The city stands on the site of the Lycian Telmessus, whose beginnings to the 5th Century BC go back. According to recent research, this place was earlier, probably as early as the third Inhabited millennium BC. Telmessus formed together with the situated about 30 km north in the mountains near Üzümlü ruins Kadyanda the western boundary of the ancient Lycian Cities. Even at the time of Croesus Lyderkönigs (mid 6th century BC) Telmessus was famous for its soothsayers throughout the eastern Mediterranean. In Byzantine times the city was called Anastasiopolis, later it was called Megry (Greek Makri).
In 1913 the city was renamed in honor of the perished in the vicinity of Damascus first Turkish military pilot Fethi of Megry in Fethiye. 1924 left the Greek residents under the Treaty of Lausanne, the area and settled in Greece, especially in the town of Nea Makri in East Attica.
Fethiye is the main shopping and supply center for the farmers of the fertile environment. From here there around the clock bus service to all major cities of the country (such as Istanbul, Ankara, Izmir and Antalya). Dalaman International Airport can be reached in about 45 minutes.
There are several industrial parks and hundreds of small workshops, but hardly any industry.
Tourism is the main industry. Most hotel resorts and 5 km, the longest beach (some sand, some gravel) are located in Göcek, a suburb of Fethiye.

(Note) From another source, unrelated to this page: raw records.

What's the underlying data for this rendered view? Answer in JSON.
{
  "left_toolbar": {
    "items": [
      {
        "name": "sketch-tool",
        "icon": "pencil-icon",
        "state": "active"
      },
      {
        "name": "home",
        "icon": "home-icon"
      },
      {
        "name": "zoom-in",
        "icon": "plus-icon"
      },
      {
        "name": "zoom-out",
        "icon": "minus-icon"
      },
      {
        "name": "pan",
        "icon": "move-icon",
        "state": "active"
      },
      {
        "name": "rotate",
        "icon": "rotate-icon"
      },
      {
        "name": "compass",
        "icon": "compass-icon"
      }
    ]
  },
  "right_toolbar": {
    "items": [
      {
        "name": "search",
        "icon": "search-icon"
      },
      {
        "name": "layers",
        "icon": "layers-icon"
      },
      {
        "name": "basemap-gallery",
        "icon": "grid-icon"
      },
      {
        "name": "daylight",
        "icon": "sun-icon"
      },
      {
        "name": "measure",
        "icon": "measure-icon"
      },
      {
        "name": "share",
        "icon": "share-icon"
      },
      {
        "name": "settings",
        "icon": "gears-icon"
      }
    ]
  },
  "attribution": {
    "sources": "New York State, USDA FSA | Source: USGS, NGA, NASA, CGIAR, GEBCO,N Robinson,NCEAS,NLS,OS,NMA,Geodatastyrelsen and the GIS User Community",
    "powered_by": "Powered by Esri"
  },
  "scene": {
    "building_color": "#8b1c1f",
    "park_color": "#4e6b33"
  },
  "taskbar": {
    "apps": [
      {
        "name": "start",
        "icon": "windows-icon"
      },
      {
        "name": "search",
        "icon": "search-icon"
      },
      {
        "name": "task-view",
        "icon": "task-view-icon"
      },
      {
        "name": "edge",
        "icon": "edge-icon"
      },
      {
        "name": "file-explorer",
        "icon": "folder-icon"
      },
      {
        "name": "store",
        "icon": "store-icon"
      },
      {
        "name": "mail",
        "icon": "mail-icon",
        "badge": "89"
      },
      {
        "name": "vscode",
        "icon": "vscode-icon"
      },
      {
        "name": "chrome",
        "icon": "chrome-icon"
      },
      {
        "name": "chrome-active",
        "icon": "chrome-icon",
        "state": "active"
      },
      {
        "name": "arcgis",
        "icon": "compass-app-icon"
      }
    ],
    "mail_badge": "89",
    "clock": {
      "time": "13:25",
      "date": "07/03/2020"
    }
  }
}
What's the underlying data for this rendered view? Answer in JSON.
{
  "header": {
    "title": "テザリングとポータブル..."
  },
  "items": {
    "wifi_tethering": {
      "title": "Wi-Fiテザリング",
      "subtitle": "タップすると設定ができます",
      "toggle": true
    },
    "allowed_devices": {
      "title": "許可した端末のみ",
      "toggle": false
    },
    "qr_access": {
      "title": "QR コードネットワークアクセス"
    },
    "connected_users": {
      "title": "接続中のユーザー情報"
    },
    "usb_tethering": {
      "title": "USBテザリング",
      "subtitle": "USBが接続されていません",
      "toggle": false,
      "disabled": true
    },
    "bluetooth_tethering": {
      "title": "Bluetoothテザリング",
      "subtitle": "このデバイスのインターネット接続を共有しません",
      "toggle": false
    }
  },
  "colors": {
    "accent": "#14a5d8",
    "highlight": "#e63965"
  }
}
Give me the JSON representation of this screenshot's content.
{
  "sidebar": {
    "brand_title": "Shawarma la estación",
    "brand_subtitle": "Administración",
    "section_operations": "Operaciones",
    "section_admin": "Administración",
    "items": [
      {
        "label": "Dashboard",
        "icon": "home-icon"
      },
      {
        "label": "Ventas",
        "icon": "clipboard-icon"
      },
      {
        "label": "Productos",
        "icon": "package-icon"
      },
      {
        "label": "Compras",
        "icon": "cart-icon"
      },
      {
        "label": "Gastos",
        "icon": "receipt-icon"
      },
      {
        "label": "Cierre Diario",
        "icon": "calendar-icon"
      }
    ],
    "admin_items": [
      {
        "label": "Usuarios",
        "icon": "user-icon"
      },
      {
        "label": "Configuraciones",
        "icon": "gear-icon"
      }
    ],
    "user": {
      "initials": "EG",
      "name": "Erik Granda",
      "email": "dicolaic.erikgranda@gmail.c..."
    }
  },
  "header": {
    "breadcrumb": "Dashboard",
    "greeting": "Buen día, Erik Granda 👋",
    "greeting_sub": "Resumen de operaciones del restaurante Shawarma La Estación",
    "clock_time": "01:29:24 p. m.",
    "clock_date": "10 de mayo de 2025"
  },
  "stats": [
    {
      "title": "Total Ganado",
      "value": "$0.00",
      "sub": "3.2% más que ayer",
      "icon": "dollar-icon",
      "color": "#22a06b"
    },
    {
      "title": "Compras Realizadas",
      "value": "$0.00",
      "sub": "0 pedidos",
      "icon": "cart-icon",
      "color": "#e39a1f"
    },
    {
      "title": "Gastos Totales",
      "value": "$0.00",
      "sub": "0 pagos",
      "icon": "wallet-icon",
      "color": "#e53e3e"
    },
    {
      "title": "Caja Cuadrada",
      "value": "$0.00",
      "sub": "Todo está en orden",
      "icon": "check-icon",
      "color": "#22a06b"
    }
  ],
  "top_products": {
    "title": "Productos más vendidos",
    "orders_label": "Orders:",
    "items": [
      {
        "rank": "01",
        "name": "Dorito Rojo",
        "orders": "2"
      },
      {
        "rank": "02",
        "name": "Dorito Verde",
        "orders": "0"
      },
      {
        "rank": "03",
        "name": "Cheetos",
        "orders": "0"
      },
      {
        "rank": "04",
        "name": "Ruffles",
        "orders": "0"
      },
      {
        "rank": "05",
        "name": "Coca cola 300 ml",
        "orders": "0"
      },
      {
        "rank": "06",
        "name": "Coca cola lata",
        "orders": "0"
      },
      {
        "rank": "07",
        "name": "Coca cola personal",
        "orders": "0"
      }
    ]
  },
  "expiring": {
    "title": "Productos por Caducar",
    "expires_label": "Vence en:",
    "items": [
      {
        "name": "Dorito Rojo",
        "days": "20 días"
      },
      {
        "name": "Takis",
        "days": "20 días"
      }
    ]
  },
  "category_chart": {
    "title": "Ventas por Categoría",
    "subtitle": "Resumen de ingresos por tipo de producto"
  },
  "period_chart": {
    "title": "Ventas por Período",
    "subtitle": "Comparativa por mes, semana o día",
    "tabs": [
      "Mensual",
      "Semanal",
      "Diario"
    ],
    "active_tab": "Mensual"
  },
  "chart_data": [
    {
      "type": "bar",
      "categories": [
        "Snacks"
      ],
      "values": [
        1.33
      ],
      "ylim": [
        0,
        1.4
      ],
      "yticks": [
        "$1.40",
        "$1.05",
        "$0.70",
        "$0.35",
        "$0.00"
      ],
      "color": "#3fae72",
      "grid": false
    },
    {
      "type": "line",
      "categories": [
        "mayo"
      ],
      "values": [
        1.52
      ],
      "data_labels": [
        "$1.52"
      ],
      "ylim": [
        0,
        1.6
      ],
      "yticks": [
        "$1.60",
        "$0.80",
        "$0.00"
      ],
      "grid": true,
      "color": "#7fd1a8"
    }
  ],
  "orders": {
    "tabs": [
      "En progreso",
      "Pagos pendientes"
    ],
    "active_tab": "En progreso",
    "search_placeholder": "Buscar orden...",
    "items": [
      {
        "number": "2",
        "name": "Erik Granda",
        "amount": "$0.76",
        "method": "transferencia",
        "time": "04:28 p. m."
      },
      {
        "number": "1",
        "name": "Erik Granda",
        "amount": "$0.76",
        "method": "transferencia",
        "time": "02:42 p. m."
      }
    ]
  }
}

The famous, situated in a bay with white sandy beach Oludeniz the turquoise blue sea is 14 km from the city center. At the eastern end of the bay surrounded by mountains, the Baba Dagi (Father Mountain) rises with its 1969 meters from the ocean. Fethiye itself offers only on the beach in Göcek swimming. The season extends over ten months.
The Old Turk and sometimes even ancient town, which was, despite numerous, sometimes severe earthquake still remarkably well preserved, was largely destroyed in the 1957 earthquake. In the middle of the 19th Century (before the devastating earthquake of 1856), the Hellenistic theater was found in good condition and described by the French scholar Charles Texier. Above the Eski Cami Mosque, the Old Town with its narrow winding streets and stairs as well as the typical corner houses still largely intact. In Fethiye, there are but a small museum nor a large, traditional hammam, which survived the earthquake.
Featured here are the Lycian rock tombs directly above the village in a steep rock face with the famous temple grave of Amyntas. At the ruins of the 15th Century by the Rhodian knights Hospitaller Order of St. John was built with the support of the Genoese castle is partially well to recognize that remains of a much older buildings were included. Re worth seeing are the ruins after excavation of the Hellenistic theater, which was up to the 1856 quake still quite well preserved. Stone blocks of the theater are rolled in the destruction caused by the earthquake to the approximately 70 m from the port and see in the shallow pool. The spilled theater was exposed in the second half of the 1990s, archaeologists from the University of Istanbul.
The wedge-shaped Fethiye level extends in a northeasterly direction to the approximately 25 km from Kemer on Esen Cayi (ancient name Xanthos), not to be confused with Kemer, Antalya. In the north, to the 2418 m high Boncuk massif is located. The highest elevation in the vicinity of Fethiye, the Uyluk Tepe, about 45 km east of the city reached 3024 m. Until the summer (June), you can see the snowy peaks of Calis the beach.
Lycian sarcophagus on a street in Fethiye Next to the harbor is a small business globetrotters like to overwinter used marina and several diving centers. From the promenade, which largely corresponds to that between the ancient conditioning, daily and weekly boat tours can be undertaken.
Are scattered over the central city still some Lycian and Roman Lycian sarcophagi in situ. (One is in a residential area even in the middle of a street Others are involved or used in the walls of the houses -. Tilted to the side - as chicken coops).